3. Lab Follow-up Clinics: Visits to lipid clinics, prothrombin
(Coumadin) clinics and other lab-based follow-up clinics generally do not
demonstrate a need for physician/extender face-to-face discussion of
results other than in the two or three visits following diagnosis.
Exceptions are expected to demonstrate a well-documented and unique need
for the face to face interaction. The routine use of a visit to discuss lab
results is clearly not medically necessary; medical necessity for this is
discussed above.
4. Specially Clinics: Diabetes clinic visits are medically necessary
when medical complications of the disease are addressed, or when monitored
at a frequency consistent with recommended standards of care. Routine Foot Care
clinics are always not medically necessary except in the setting of
diabetes with loss of protective sensation [Pub 100-04, chpt 32, sect 80].
Pain Management clinic visits demonstrate medical necessity for a given
frequency of visits when supported by the immediate pain management needs
at the time of each visit and by the documentation of progress with respect
to the overall pain management strategy.
5. Chiropractic clinics: Coverage of chiropractic services is
determined primarily by regulations, discussed in the companion article.
Off-site Services
A physician/extender visit to a beneficiary in a skilled SNF bed or a swing
bed is medically necessary on a monthly basis to evaluate the patient
status as it relates to the skilled service. A physician/extender visit may
constitute a medically necessary face-to-face more often than monthly only
if the medical record supports the necessity of more frequent evaluation.

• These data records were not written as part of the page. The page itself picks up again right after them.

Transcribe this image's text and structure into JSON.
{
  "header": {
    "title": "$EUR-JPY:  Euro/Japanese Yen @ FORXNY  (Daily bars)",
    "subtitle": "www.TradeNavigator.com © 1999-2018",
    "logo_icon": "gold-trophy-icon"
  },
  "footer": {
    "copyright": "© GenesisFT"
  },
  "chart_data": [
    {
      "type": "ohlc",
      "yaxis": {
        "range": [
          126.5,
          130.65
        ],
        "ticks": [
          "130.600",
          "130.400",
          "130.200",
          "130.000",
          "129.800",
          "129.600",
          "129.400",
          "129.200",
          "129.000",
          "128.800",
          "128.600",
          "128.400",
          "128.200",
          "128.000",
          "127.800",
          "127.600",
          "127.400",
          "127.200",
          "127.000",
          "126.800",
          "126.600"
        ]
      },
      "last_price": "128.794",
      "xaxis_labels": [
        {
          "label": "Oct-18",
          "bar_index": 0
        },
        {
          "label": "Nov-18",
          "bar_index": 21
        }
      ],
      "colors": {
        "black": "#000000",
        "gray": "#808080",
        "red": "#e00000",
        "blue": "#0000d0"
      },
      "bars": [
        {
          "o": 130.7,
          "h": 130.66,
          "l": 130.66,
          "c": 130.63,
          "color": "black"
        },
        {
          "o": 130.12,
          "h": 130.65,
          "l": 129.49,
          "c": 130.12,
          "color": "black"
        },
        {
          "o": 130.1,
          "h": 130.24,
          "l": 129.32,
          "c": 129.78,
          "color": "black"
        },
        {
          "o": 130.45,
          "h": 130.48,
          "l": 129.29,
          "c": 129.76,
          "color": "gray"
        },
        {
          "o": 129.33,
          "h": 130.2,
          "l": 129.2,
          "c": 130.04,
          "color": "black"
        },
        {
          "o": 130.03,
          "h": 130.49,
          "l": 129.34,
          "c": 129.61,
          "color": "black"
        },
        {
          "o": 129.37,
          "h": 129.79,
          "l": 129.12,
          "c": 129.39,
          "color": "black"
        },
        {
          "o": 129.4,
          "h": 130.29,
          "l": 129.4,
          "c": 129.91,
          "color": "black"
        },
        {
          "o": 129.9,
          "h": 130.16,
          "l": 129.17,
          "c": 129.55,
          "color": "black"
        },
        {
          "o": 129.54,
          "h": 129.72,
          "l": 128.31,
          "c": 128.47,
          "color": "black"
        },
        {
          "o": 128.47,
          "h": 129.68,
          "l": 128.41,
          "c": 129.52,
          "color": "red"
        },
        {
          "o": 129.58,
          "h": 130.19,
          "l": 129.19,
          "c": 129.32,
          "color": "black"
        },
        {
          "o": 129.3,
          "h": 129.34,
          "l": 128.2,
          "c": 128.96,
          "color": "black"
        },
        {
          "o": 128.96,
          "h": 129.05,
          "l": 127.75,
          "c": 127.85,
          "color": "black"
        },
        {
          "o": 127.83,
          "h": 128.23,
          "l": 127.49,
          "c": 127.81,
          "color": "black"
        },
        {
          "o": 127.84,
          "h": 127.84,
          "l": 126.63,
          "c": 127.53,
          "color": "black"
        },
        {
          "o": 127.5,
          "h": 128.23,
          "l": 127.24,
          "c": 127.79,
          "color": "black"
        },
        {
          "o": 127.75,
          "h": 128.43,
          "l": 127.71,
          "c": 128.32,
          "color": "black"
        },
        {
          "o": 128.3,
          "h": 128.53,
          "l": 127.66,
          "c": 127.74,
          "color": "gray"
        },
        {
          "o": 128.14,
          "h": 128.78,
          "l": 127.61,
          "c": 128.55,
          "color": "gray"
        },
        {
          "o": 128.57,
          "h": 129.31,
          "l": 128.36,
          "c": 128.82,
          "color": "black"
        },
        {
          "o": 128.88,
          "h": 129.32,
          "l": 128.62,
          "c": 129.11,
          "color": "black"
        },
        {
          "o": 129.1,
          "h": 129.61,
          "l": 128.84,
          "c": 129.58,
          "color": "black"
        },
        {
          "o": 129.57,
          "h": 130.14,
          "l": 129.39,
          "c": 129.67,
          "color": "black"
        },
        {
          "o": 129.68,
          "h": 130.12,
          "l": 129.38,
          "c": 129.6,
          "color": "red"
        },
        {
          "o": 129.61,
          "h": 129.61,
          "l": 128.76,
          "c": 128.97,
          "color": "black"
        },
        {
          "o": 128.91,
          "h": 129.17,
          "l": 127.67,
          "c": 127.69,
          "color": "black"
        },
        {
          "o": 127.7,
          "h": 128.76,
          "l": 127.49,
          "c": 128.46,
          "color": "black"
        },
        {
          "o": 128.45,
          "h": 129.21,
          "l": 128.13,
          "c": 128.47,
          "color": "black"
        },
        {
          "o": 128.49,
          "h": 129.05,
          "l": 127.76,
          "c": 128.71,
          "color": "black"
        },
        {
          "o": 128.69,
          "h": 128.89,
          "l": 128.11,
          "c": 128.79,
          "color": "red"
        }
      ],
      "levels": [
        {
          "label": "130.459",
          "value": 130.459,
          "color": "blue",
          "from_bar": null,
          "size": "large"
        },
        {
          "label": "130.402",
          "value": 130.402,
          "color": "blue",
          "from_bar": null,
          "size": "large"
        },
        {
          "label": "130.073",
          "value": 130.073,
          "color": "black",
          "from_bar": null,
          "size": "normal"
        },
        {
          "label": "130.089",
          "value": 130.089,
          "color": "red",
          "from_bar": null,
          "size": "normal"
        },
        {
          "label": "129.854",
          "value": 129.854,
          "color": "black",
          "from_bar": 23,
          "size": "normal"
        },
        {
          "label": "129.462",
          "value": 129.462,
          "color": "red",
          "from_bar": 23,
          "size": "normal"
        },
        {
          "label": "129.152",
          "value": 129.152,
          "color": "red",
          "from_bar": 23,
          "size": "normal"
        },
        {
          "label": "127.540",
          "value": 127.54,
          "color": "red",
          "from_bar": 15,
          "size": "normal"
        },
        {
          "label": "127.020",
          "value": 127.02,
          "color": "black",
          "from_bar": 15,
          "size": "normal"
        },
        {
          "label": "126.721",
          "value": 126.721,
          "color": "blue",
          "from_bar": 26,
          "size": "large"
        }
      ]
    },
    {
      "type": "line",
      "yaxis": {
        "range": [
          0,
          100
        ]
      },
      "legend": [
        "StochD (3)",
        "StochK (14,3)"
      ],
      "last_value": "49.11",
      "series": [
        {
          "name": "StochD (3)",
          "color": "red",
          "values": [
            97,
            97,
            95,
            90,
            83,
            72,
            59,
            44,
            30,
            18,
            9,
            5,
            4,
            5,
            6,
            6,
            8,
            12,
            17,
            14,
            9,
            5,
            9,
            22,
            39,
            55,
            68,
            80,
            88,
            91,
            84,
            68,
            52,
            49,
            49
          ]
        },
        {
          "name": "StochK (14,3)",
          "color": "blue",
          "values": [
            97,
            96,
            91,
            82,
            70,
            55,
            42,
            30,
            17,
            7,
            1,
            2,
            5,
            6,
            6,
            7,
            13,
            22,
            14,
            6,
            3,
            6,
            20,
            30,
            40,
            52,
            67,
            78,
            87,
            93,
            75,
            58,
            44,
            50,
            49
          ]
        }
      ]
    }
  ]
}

(For the purposes of medical review, monthly shall mean no less than 21
days between visits.)
A physician/extender visit to a beneficiary in a non-skilled bed,
intermediate care facility or nursing home is not medically necessary on a
routine basis even if the nursing facility requires it as a condition of
patient residence. However, Medicare does "presume" visits to be
medically necessary if they are used to satisfy Federal Regulations. Based
on these requirements, detailed in the Code of Federal Regulations [42 CFR
483.40], a visit to a patient in a non-skilled bed, ICF or nursing home
will be considered medically necessary if it has been approximately 60 days
(for the purposes of medical review at least six weeks) since the last
visit. At frequencies greater than this the encounter is only medically
necessary if it occurs in response to a patient complaint or in follow-up
to an established medical condition; in both instances the visit is
medically necessary only if an office visit would be medically necessary
under the same circumstances.
Visiting Nurse Services
A physician/extender home visit to perform services typically rendered by
home health or visiting nurses is only covered as a distinct benefit when
the criteria for VNS are met. When VNS criteria are not met, the home visit
is subject to the same medical necessity requirements as an office-based
face to face encounter, and a physician/extender home visit solely to
perform home health services will be denied as not medically necessary for
a physician level of expertise.
Home Visit
Medical necessity for the home visit is identical to medical necessity for
office visit -- i.e. the fact that the patient is homebound does not confer
any additional necessity for a physician/extender level of care. A home
visit is not medically necessary if an office visit would not be medically
necessary for the same patient condition.